Два брата | страница 8



Коля ближе подходил к отцу, а Вася представлял для него какую-то загадку. Отец объяснял, впрочем, странные наклонности сына отчасти знакомством с Лаврентьевым, а отчасти некоторым мистицизмом, не чуждым характеру юноши. У него была полоса необычайной религиозности. Два года тому назад, пятнадцатилетним мальчиком, Вася писал отцу письмо, которое тогда поразило Ивана Андреевича... "Со временем все это пройдет, - думал отец. Коля повлияет на брата".

- Оба они все-таки славные ребята! - проговорил вслух Иван Андреевич, засыпая под утро.

Он допил свой второй стакан, обмениваясь короткими фразами с женой. О Коле отец не упомянул ни слова, и Марья Степановна обратила на это внимание. Она тоже не начинала разговора и только вскользь упомянула, что нужно сегодня посылать на станцию, так она все равно сама поедет.

- А меня не возьмешь? - засмеялся Иван Андреевич, понявший в чем дело.

Марья Степановна в ответ тихо улыбнулась. Она видела, что Иван Андреевич не сердился больше на сына, и тревожный взгляд ее сменился обычным кротким и радостным. Тотчас же она заговорила о том, какой обед она заказала на случай, если Коля приедет со вторым поездом, а не с вечерним, и что сегодня будет готов для Коли письменный стол, который она отдала починить, и будут повешены новые занавески.

- Ему нужен большой стол. Быть может, он здесь что-нибудь новенькое напишет!

Иван Андреевич улыбался. Ему весело было слушать эту заботливую болтовню матери.

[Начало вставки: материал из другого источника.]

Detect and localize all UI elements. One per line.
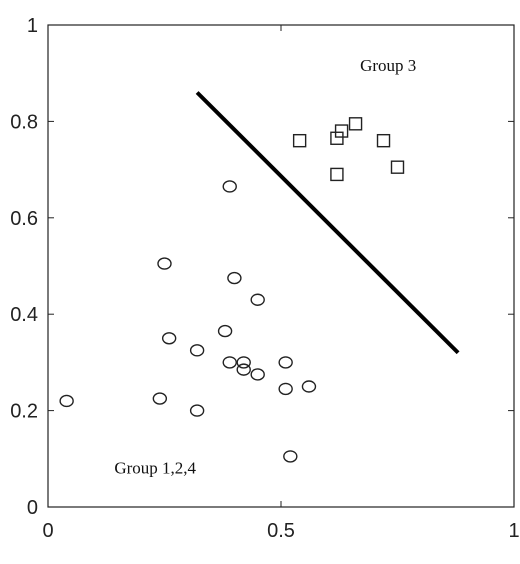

В столовую вошел Вася. Сперва он подошел к матери и, по привычке, оставшейся еще с детства, обвил рукой ее шею и поцеловал ее в губы, а мать в это время незаметным крестом перекрестила его лоб. Потом он подошел к отцу и протянул было руку, но отец притянул его к себе и как-то особенно нежно поцеловал сына, как бы безмолвно извиняясь за вчерашние слова.

Вася не ожидал этой необычной ласки. Он нервно вздрогнул и сконфузился. Мать уже наливала ему чай, взглядывая на мужа и сына. "Удивительно, как Вася похож на отца!" - подумала она. Иван Андреевич между тем спрашивал:

- Ты, конечно, давно встал?

- В шесть часов. Я уж и раков для тебя наловил. В кухню снес.

- Спасибо, голубчик. А косил?

- Косил.

- Ну, как косьба твоя, - подвигается?

- Подвигается.

- Ах, ты, Микула Селянинович{23}! - добродушно засмеялся старик и потрепал сына по плечу. - Худ только телом ты. Духу-то в тебе много, а тела мало. Надо тела припасти.

- В деревне поправится. Петербург ему вреден. Помнишь, каким он из Петербурга тогда приехал: совсем чахленький.